A Sunny Welcome

This is a special guest blog post from David Green. Here, he details his adventure in Nicaragua installing an off-grid solar system on a school.

"Dear friends, I am the teacher from Santa Maria Zapatera.  In this moment I am in the school, we have internet - is incredible but true, thank you for to be good people, receive our greeting, good luck with you, God bless you."

- Lazaro Eden Garcia

This email was awaiting me upon my return to the U.S. after traveling to Nicaragua to participate in a project to install an off-grid solar power system on a school in a remote community.  It nicely bookended the heart-touching experience of our arrival to the community, where we were welcomed by singing, smiling school children. As our “lancha” (boat) full of volunteers approached the island after a delightful ride across the lake, we came around a point and were greeted with the beautiful sight below, along with song. It was unexpectedly stirring, and there were more than a few eyes that teared up which could be attributed to more than just the breeze that day. 

It is always rewarding to work with children, and to witness their blossoming and becoming empowered. The warm and fuzzy feeling of this goal pervaded the entirety of this trip. From the initial planning stages in the U.S. to the actual implementation, it always felt good to know that the fruits of our labor were directed towards this positive end. Actually spending time with these children in their community, playing with them, sharing meals and lodging with them and their families, working alongside some of the older ones - this made the abstract feeling palpable to me.

Although I had done a fair amount of reading and research about Nicaragua while back home, of course it was an entirely different experience to actually be there. It was very eye-opening to compare and contrast how I live in the U.S. to how the majority live in this country, the second poorest in the Western Hemisphere. It made me appreciate  the bounty of resources and opportunities and comforts that I enjoy in the rich country that I was lucky enough to be born in, and rekindled an intention to maintain this perspective of gratitude and relativity upon my return home, and to put effort towards assisting some of the many others that live in such challenging circumstances.  

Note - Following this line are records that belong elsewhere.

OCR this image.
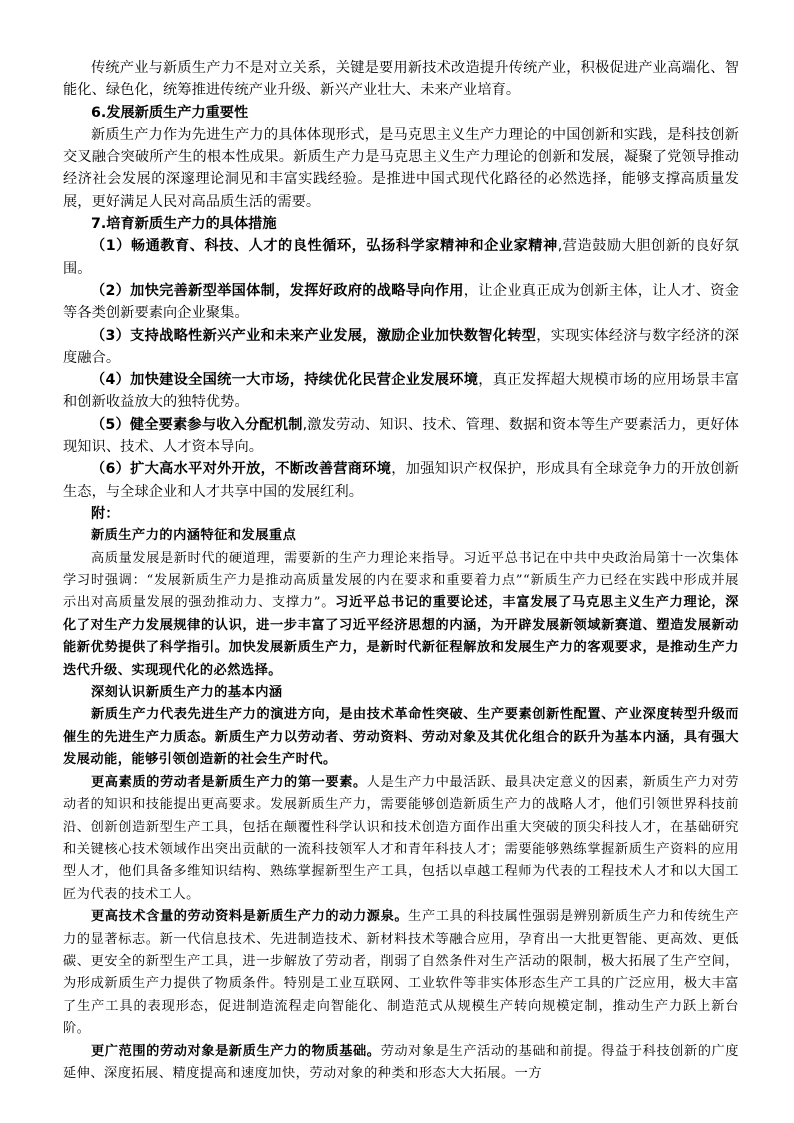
传统产业与新质生产力不是对立关系，关键是要用新技术改造提升传统产业，积极促进产业高端化、智能化、绿色化，统筹推进传统产业升级、新兴产业壮大、未来产业培育。

6.发展新质生产力重要性

新质生产力作为先进生产力的具体体现形式，是马克思主义生产力理论的中国创新和实践，是科技创新交叉融合突破所产生的根本性成果。新质生产力是马克思主义生产力理论的创新和发展，凝聚了党领导推动经济社会发展的深邃理论洞见和丰富实践经验。是推进中国式现代化路径的必然选择，能够支撑高质量发展，更好满足人民对高品质生活的需要。

7.培育新质生产力的具体措施

（1）畅通教育、科技、人才的良性循环，弘扬科学家精神和企业家精神,营造鼓励大胆创新的良好氛围。

（2）加快完善新型举国体制，发挥好政府的战略导向作用，让企业真正成为创新主体，让人才、资金等各类创新要素向企业聚集。

（3）支持战略性新兴产业和未来产业发展，激励企业加快数智化转型，实现实体经济与数字经济的深度融合。

（4）加快建设全国统一大市场，持续优化民营企业发展环境，真正发挥超大规模市场的应用场景丰富和创新收益放大的独特优势。

（5）健全要素参与收入分配机制,激发劳动、知识、技术、管理、数据和资本等生产要素活力，更好体现知识、技术、人才资本导向。

（6）扩大高水平对外开放，不断改善营商环境，加强知识产权保护，形成具有全球竞争力的开放创新生态，与全球企业和人才共享中国的发展红利。

附：

新质生产力的内涵特征和发展重点

高质量发展是新时代的硬道理，需要新的生产力理论来指导。习近平总书记在中共中央政治局第十一次集体学习时强调：“发展新质生产力是推动高质量发展的内在要求和重要着力点”“新质生产力已经在实践中形成并展示出对高质量发展的强劲推动力、支撑力”。习近平总书记的重要论述，丰富发展了马克思主义生产力理论，深化了对生产力发展规律的认识，进一步丰富了习近平经济思想的内涵，为开辟发展新领域新赛道、塑造发展新动能新优势提供了科学指引。加快发展新质生产力，是新时代新征程解放和发展生产力的客观要求，是推动生产力迭代升级、实现现代化的必然选择。

深刻认识新质生产力的基本内涵

新质生产力代表先进生产力的演进方向，是由技术革命性突破、生产要素创新性配置、产业深度转型升级而催生的先进生产力质态。新质生产力以劳动者、劳动资料、劳动对象及其优化组合的跃升为基本内涵，具有强大发展动能，能够引领创造新的社会生产时代。

更高素质的劳动者是新质生产力的第一要素。人是生产力中最活跃、最具决定意义的因素，新质生产力对劳动者的知识和技能提出更高要求。发展新质生产力，需要能够创造新质生产力的战略人才，他们引领世界科技前沿、创新创造新型生产工具，包括在颠覆性科学认识和技术创造方面作出重大突破的顶尖科技人才，在基础研究和关键核心技术领域作出突出贡献的一流科技领军人才和青年科技人才；需要能够熟练掌握新质生产资料的应用型人才，他们具备多维知识结构、熟练掌握新型生产工具，包括以卓越工程师为代表的工程技术人才和以大国工匠为代表的技术工人。

更高技术含量的劳动资料是新质生产力的动力源泉。生产工具的科技属性强弱是辨别新质生产力和传统生产力的显著标志。新一代信息技术、先进制造技术、新材料技术等融合应用，孕育出一大批更智能、更高效、更低碳、更安全的新型生产工具，进一步解放了劳动者，削弱了自然条件对生产活动的限制，极大拓展了生产空间，为形成新质生产力提供了物质条件。特别是工业互联网、工业软件等非实体形态生产工具的广泛应用，极大丰富了生产工具的表现形态，促进制造流程走向智能化、制造范式从规模生产转向规模定制，推动生产力跃上新台阶。

更广范围的劳动对象是新质生产力的物质基础。劳动对象是生产活动的基础和前提。得益于科技创新的广度延伸、深度拓展、精度提高和速度加快，劳动对象的种类和形态大大拓展。一方
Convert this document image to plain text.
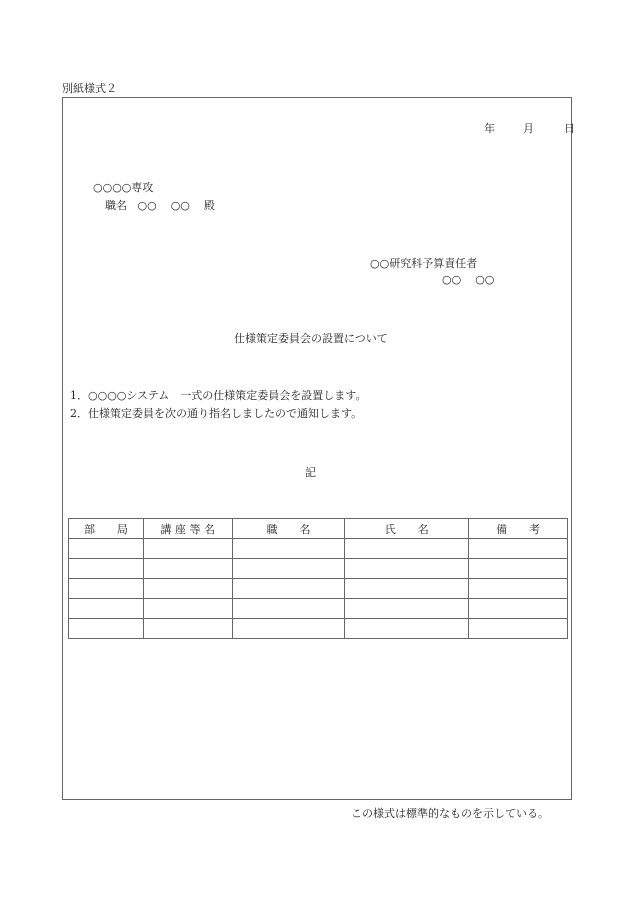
別紙様式２
年	月	日
○○○○専攻
職名 ○○ ○○ 殿
○○研究科予算責任者
○○ ○○
仕様策定委員会の設置について
1．○○○○システム　一式の仕様策定委員会を設置します。
2．仕様策定委員を次の通り指名しましたので通知します。
記
部　　局	講 座 等 名	職　　名	氏　　名	備　　考

この様式は標準的なものを示している。
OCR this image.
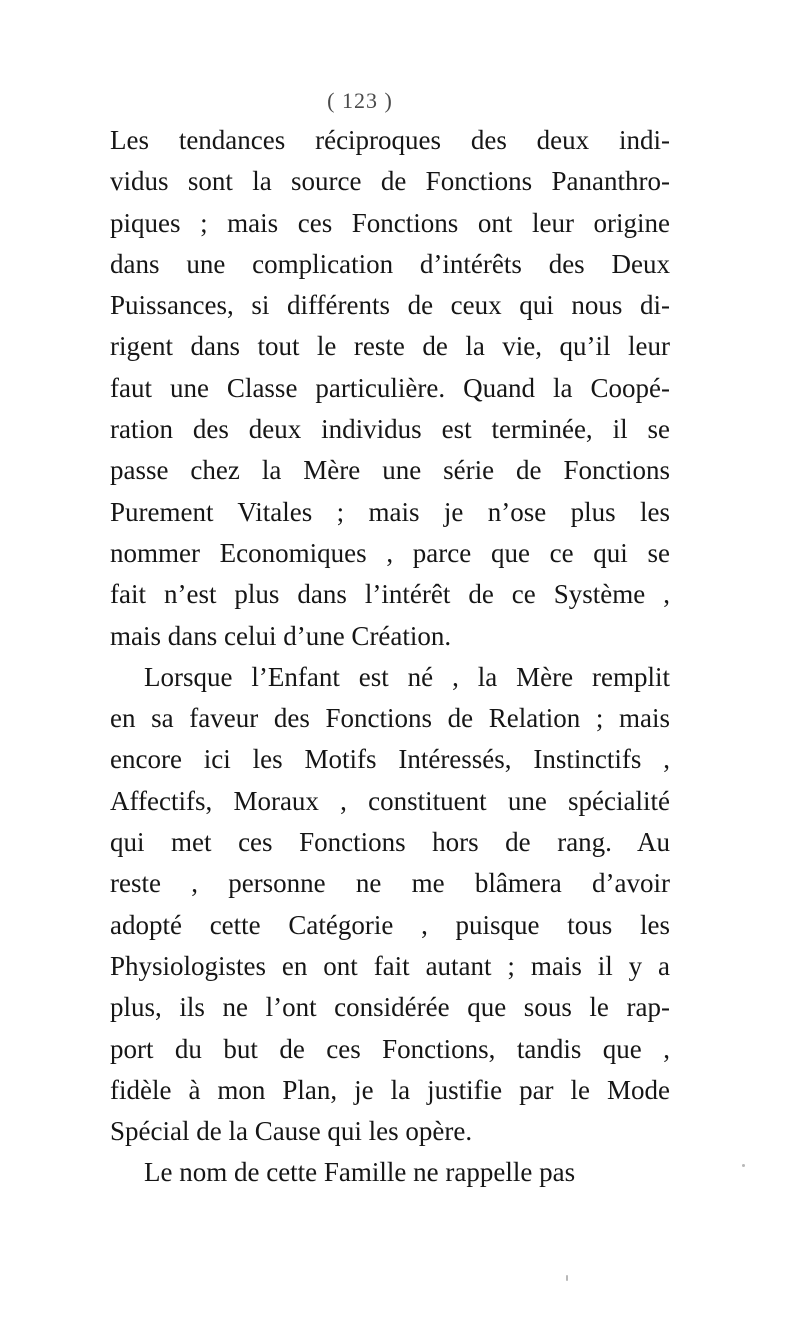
( 123 )
Les tendances réciproques des deux indi-
vidus sont la source de Fonctions Pananthro-
piques ; mais ces Fonctions ont leur origine
dans une complication d’intérêts des Deux
Puissances, si différents de ceux qui nous di-
rigent dans tout le reste de la vie, qu’il leur
faut une Classe particulière. Quand la Coopé-
ration des deux individus est terminée, il se
passe chez la Mère une série de Fonctions
Purement Vitales ; mais je n’ose plus les
nommer Economiques , parce que ce qui se
fait n’est plus dans l’intérêt de ce Système ,
mais dans celui d’une Création.
Lorsque l’Enfant est né , la Mère remplit
en sa faveur des Fonctions de Relation ; mais
encore ici les Motifs Intéressés, Instinctifs ,
Affectifs, Moraux , constituent une spécialité
qui met ces Fonctions hors de rang. Au
reste , personne ne me blâmera d’avoir
adopté cette Catégorie , puisque tous les
Physiologistes en ont fait autant ; mais il y a
plus, ils ne l’ont considérée que sous le rap-
port du but de ces Fonctions, tandis que ,
fidèle à mon Plan, je la justifie par le Mode
Spécial de la Cause qui les opère.
Le nom de cette Famille ne rappelle pas
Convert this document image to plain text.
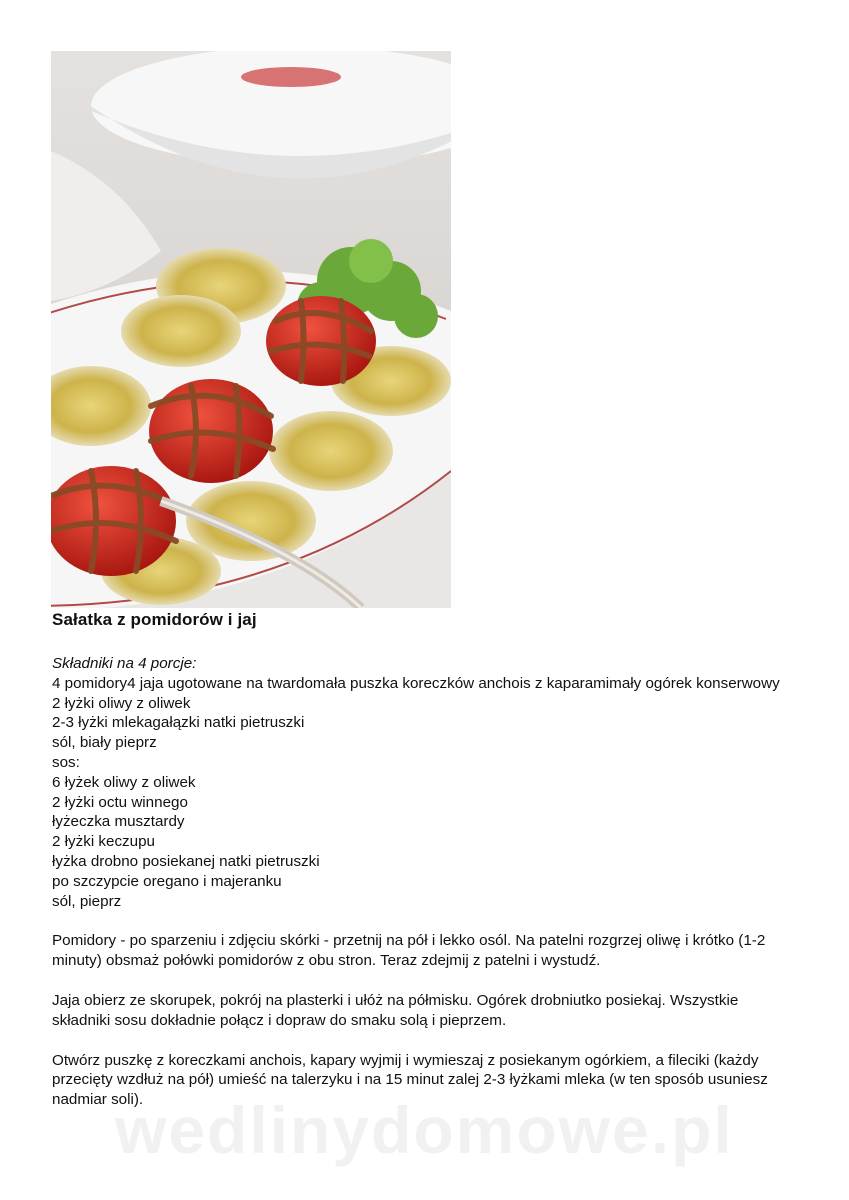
Sałatka z pomidorów i jaj
Składniki na 4 porcje:
4 pomidory4 jaja ugotowane na twardomała puszka koreczków anchois z kaparamimały ogórek konserwowy
2 łyżki oliwy z oliwek
2-3 łyżki mlekagałązki natki pietruszki
sól, biały pieprz
sos:
6 łyżek oliwy z oliwek
2 łyżki octu winnego
łyżeczka musztardy
2 łyżki keczupu
łyżka drobno posiekanej natki pietruszki
po szczypcie oregano i majeranku
sól, pieprz

Pomidory - po sparzeniu i zdjęciu skórki - przetnij na pół i lekko osól. Na patelni rozgrzej oliwę i krótko (1-2 minuty) obsmaż połówki pomidorów z obu stron. Teraz zdejmij z patelni i wystudź.

Jaja obierz ze skorupek, pokrój na plasterki i ułóż na półmisku. Ogórek drobniutko posiekaj. Wszystkie składniki sosu dokładnie połącz i dopraw do smaku solą i pieprzem.

Otwórz puszkę z koreczkami anchois, kapary wyjmij i wymieszaj z posiekanym ogórkiem, a fileciki (każdy przecięty wzdłuż na pół) umieść na talerzyku i na 15 minut zalej 2-3 łyżkami mleka (w ten sposób usuniesz nadmiar soli).

wedlinydomowe.pl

Even more striking to me was how kind, generous, and open-hearted these people were to us, and to each other, even though they had so little material comforts, and lived in dirt-floored homes. It has led me to reflect upon and to try to tease apart the differences between “material poverty” and “social poverty”. I realized that these understandings would inevitably dull with time back home, immersed in our U.S. culture and I set a further intention - to make it a point to get out of my cocoon of comfort, materialism and rat-race mindset more often, by regularly visiting different, more challenged peoples; abroad or at home. I can’t wait for my next experience.